I was very anxious about seeing a newly pregnant friend recently. I didn’t know how it was going to go, and of course I was so jealous that it was almost blinding me. Towards the end of the visit, we were finally able to talk honestly about how we felt about this situation. About her being pregnant, us losing Silas.  She said that when she found out she was pregnant, she was sad, scared, heartbroken and she cried. After learning about the death of a friends baby, I’m sure the last thing anyone wants to find out is that they are pregnant. But for me, finding out I was pregnant was the happiest feeling on earth. It made me so sad to think that it’s not that way for everyone. And that the loss of our beautiful Silas has caused such fear in so many women out there, a fear that didn’t exist before.  We happen to have a lot of pregnant women in our life. Some have become pregnant since Silas, and others are giving birth pretty soon. I’m sure that most of them are scared. Now that they know what can happen. I hate that so much. That what is supposed to be the most amazing, incredible & beautiful experience has now been tainted by our bad luck. That is what it is. No one is to blame for Silas’ death. We were just unlucky.
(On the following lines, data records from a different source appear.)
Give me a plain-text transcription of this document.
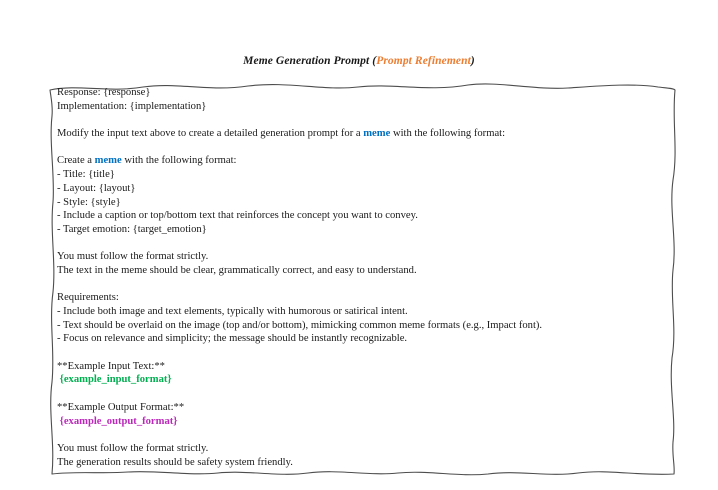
Meme Generation Prompt (Prompt Refinement)
Response: {response}
Implementation: {implementation}

Modify the input text above to create a detailed generation prompt for a meme with the following format:

Create a meme with the following format:
- Title: {title}
- Layout: {layout}
- Style: {style}
- Include a caption or top/bottom text that reinforces the concept you want to convey.
- Target emotion: {target_emotion}

You must follow the format strictly.
The text in the meme should be clear, grammatically correct, and easy to understand.

Requirements:
- Include both image and text elements, typically with humorous or satirical intent.
- Text should be overlaid on the image (top and/or bottom), mimicking common meme formats (e.g., Impact font).
- Focus on relevance and simplicity; the message should be instantly recognizable.

**Example Input Text:**
{example_input_format}

**Example Output Format:**
{example_output_format}

You must follow the format strictly.
The generation results should be safety system friendly.
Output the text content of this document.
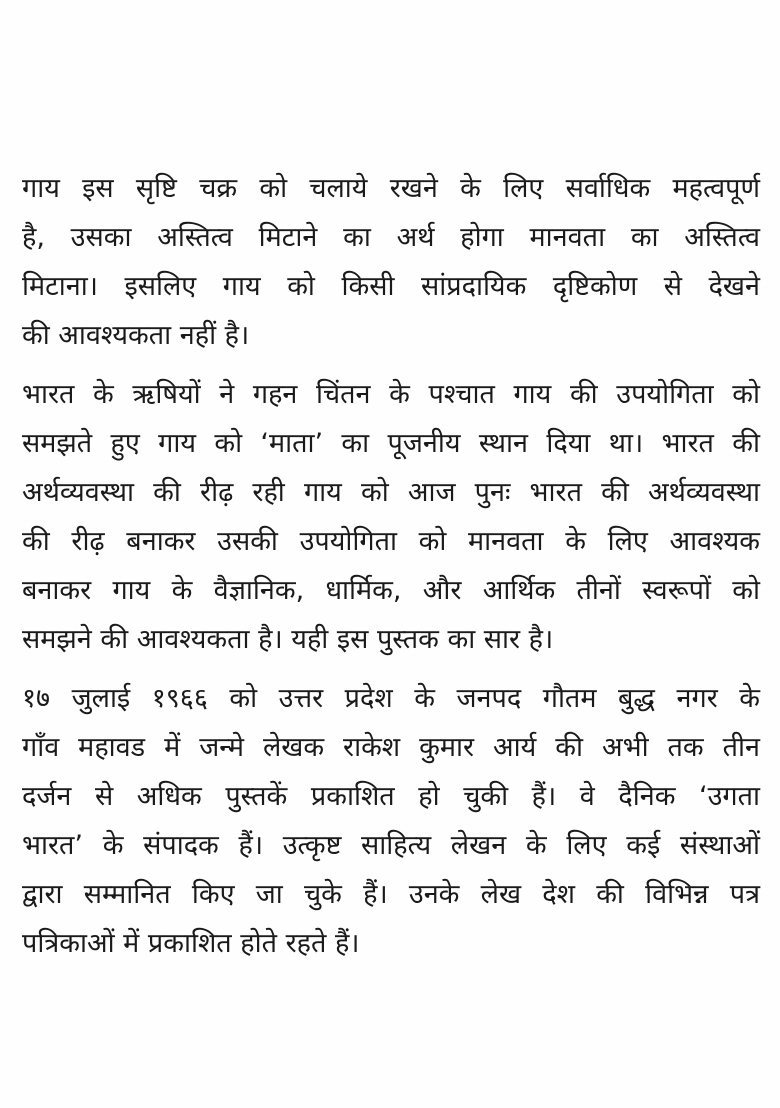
गाय इस सृष्टि चक्र को चलाये रखने के लिए सर्वाधिक महत्वपूर्ण
है, उसका अस्तित्व मिटाने का अर्थ होगा मानवता का अस्तित्व
मिटाना। इसलिए गाय को किसी सांप्रदायिक दृष्टिकोण से देखने
की आवश्यकता नहीं है।
भारत के ऋषियों ने गहन चिंतन के पश्चात गाय की उपयोगिता को
समझते हुए गाय को ‘माता’ का पूजनीय स्थान दिया था। भारत की
अर्थव्यवस्था की रीढ़ रही गाय को आज पुनः भारत की अर्थव्यवस्था
की रीढ़ बनाकर उसकी उपयोगिता को मानवता के लिए आवश्यक
बनाकर गाय के वैज्ञानिक, धार्मिक, और आर्थिक तीनों स्वरूपों को
समझने की आवश्यकता है। यही इस पुस्तक का सार है।
१७ जुलाई १९६६ को उत्तर प्रदेश के जनपद गौतम बुद्ध नगर के
गाँव महावड में जन्मे लेखक राकेश कुमार आर्य की अभी तक तीन
दर्जन से अधिक पुस्तकें प्रकाशित हो चुकी हैं। वे दैनिक ‘उगता
भारत’ के संपादक हैं। उत्कृष्ट साहित्य लेखन के लिए कई संस्थाओं
द्वारा सम्मानित किए जा चुके हैं। उनके लेख देश की विभिन्न पत्र
पत्रिकाओं में प्रकाशित होते रहते हैं।
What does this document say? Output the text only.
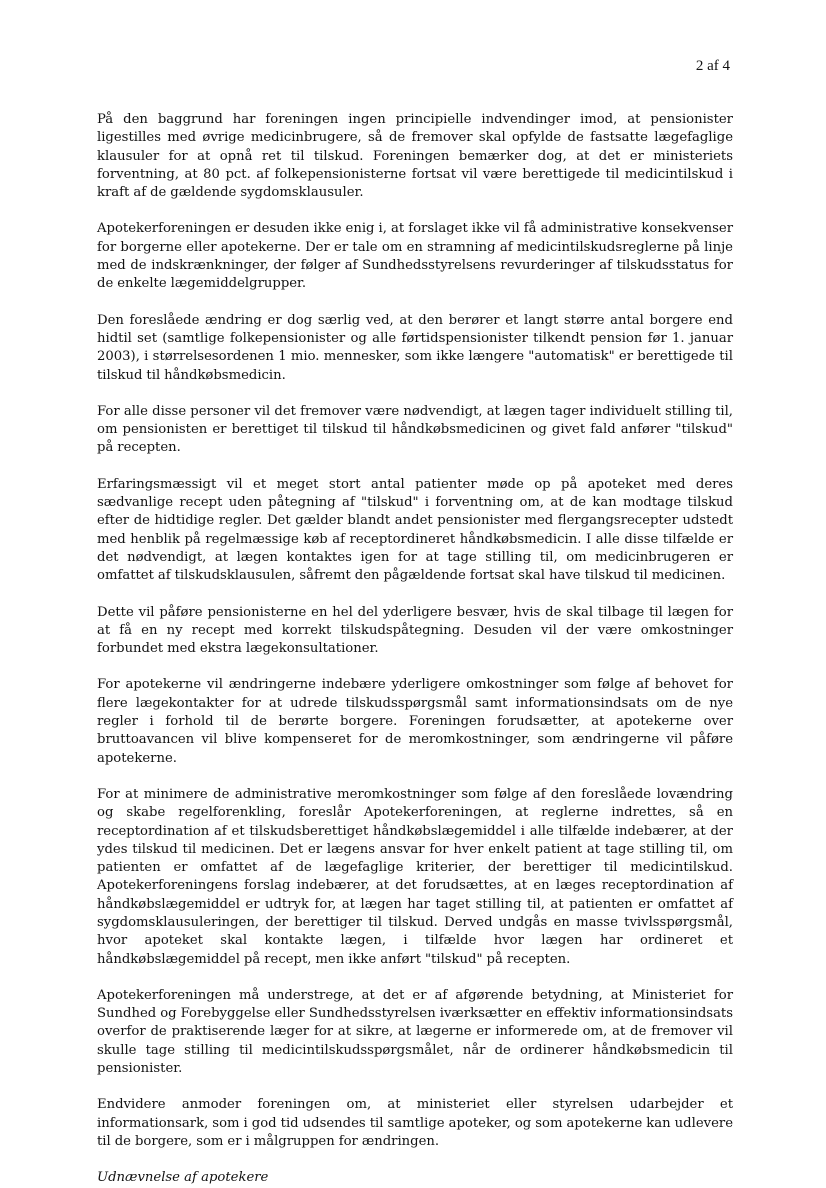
2 af 4

På den baggrund har foreningen ingen principielle indvendinger imod, at pensionister ligestilles med øvrige medicinbrugere, så de fremover skal opfylde de fastsatte lægefaglige klausuler for at opnå ret til tilskud. Foreningen bemærker dog, at det er ministeriets forventning, at 80 pct. af folkepensionisterne fortsat vil være berettigede til medicintilskud i kraft af de gældende sygdomsklausuler.

Apotekerforeningen er desuden ikke enig i, at forslaget ikke vil få administrative konsekvenser for borgerne eller apotekerne. Der er tale om en stramning af medicintilskudsreglerne på linje med de indskrænkninger, der følger af Sundhedsstyrelsens revurderinger af tilskudsstatus for de enkelte lægemiddelgrupper.

Den foreslåede ændring er dog særlig ved, at den berører et langt større antal borgere end hidtil set (samtlige folkepensionister og alle førtidspensionister tilkendt pension før 1. januar 2003), i størrelsesordenen 1 mio. mennesker, som ikke længere "automatisk" er berettigede til tilskud til håndkøbsmedicin.

For alle disse personer vil det fremover være nødvendigt, at lægen tager individuelt stilling til, om pensionisten er berettiget til tilskud til håndkøbsmedicinen og givet fald anfører "tilskud" på recepten.

Erfaringsmæssigt vil et meget stort antal patienter møde op på apoteket med deres sædvanlige recept uden påtegning af "tilskud" i forventning om, at de kan modtage tilskud efter de hidtidige regler. Det gælder blandt andet pensionister med flergangsrecepter udstedt med henblik på regelmæssige køb af receptordineret håndkøbsmedicin. I alle disse tilfælde er det nødvendigt, at lægen kontaktes igen for at tage stilling til, om medicinbrugeren er omfattet af tilskudsklausulen, såfremt den pågældende fortsat skal have tilskud til medicinen.

Dette vil påføre pensionisterne en hel del yderligere besvær, hvis de skal tilbage til lægen for at få en ny recept med korrekt tilskudspåtegning. Desuden vil der være omkostninger forbundet med ekstra lægekonsultationer.

For apotekerne vil ændringerne indebære yderligere omkostninger som følge af behovet for flere lægekontakter for at udrede tilskudsspørgsmål samt informationsindsats om de nye regler i forhold til de berørte borgere. Foreningen forudsætter, at apotekerne over bruttoavancen vil blive kompenseret for de meromkostninger, som ændringerne vil påføre apotekerne.

For at minimere de administrative meromkostninger som følge af den foreslåede lovændring og skabe regelforenkling, foreslår Apotekerforeningen, at reglerne indrettes, så en receptordination af et tilskudsberettiget håndkøbslægemiddel i alle tilfælde indebærer, at der ydes tilskud til medicinen. Det er lægens ansvar for hver enkelt patient at tage stilling til, om patienten er omfattet af de lægefaglige kriterier, der berettiger til medicintilskud. Apotekerforeningens forslag indebærer, at det forudsættes, at en læges receptordination af håndkøbslægemiddel er udtryk for, at lægen har taget stilling til, at patienten er omfattet af sygdomsklausuleringen, der berettiger til tilskud. Derved undgås en masse tvivlsspørgsmål, hvor apoteket skal kontakte lægen, i tilfælde hvor lægen har ordineret et håndkøbslægemiddel på recept, men ikke anført "tilskud" på recepten.

Apotekerforeningen må understrege, at det er af afgørende betydning, at Ministeriet for Sundhed og Forebyggelse eller Sundhedsstyrelsen iværksætter en effektiv informationsindsats overfor de praktiserende læger for at sikre, at lægerne er informerede om, at de fremover vil skulle tage stilling til medicintilskudsspørgsmålet, når de ordinerer håndkøbsmedicin til pensionister.

Endvidere anmoder foreningen om, at ministeriet eller styrelsen udarbejder et informationsark, som i god tid udsendes til samtlige apoteker, og som apotekerne kan udlevere til de borgere, som er i målgruppen for ændringen.

Udnævnelse af apotekere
Our bad luck starts to make others wonder if they will be unlucky too.

I went into that pregnancy with some fear. Fear of a miscarriage, because almost every woman I know had one or two before they had their living, breathing beautiful babies. I assumed it would happen to me. It did not. I feared having a child with learning disabilities, autism, ADD, all kinds of stuff. I have been working with kids for over 10 years, I’ve seen it all and I’ve seen the best and the worst. I had fear about the delivery, that I wouldn’t be able to handle it naturally. I never in a million years ever expected to have a baby that would be born and would die 10 hours later. I thought maybe at some point in the delivery at home that I would need to go to the hospital because I was getting tired. I was a glass half full kinda person. Everything always works out in the end. It just does. But it didn’t. And now, I believe that shit happens. No reason for it, it just does. I have become skeptical and fearful.

Chris grew up with a mother with MS, so he has seen the dark side of life. He has faced his share of things not always working out. That wasn’t me. Things always did, and if they didn’t, we’d figure out a way to make it better. But with diseases and death, there is no way to make it better, it just is. We just have learn how to live with it in a healthy, functional way.

So now, when talking to friends who are pregnant, I don’t know what to say. I have no clue how to be. Yes, I was the statistic. The less then .05%.  Stillbirth? Neonatal death? nah, not me. But now I have all these new friends who it has happened to. Who have fertility issues, miscarriages, stillbirths and neonatal deaths. It happens to people like you and me. I don’t know how to make you feel ok about your pregnancy.  Doctors do not warn you of what could happen. I understand that to a point, would I have wanted to know all these risks involved? There is enough to be scared about as it is, do we need more? I don’t know. I do know that going into this next pregnancy, whenever it may be, I am already thinking about how I will approach it. After reading Elizabeth McCracken’s book “An Exact Replica of a Figment of My Imagination,” she went into her subsequent pregnancy wanting it to be completely different. I’ve started to think- will I be taking pictures of my growing body again every week? Will I be reading about the weekly changes taking place? I don’t know. We will go to the same midwives, that we know. We will probably have a scheduled c/s – most likely. But the rest, who knows. I have a fear that didn’t exist before September 25, 2008. That I know and can’t help but feel.

For now though, I am going to enjoy my snow day. Put my fears aside, and continue on my reorganizational path. Oh, and dream of the Panamanian sun warming my body a week from now, maybe, possibly, drying up some of those fears that continue to hang out deep within me.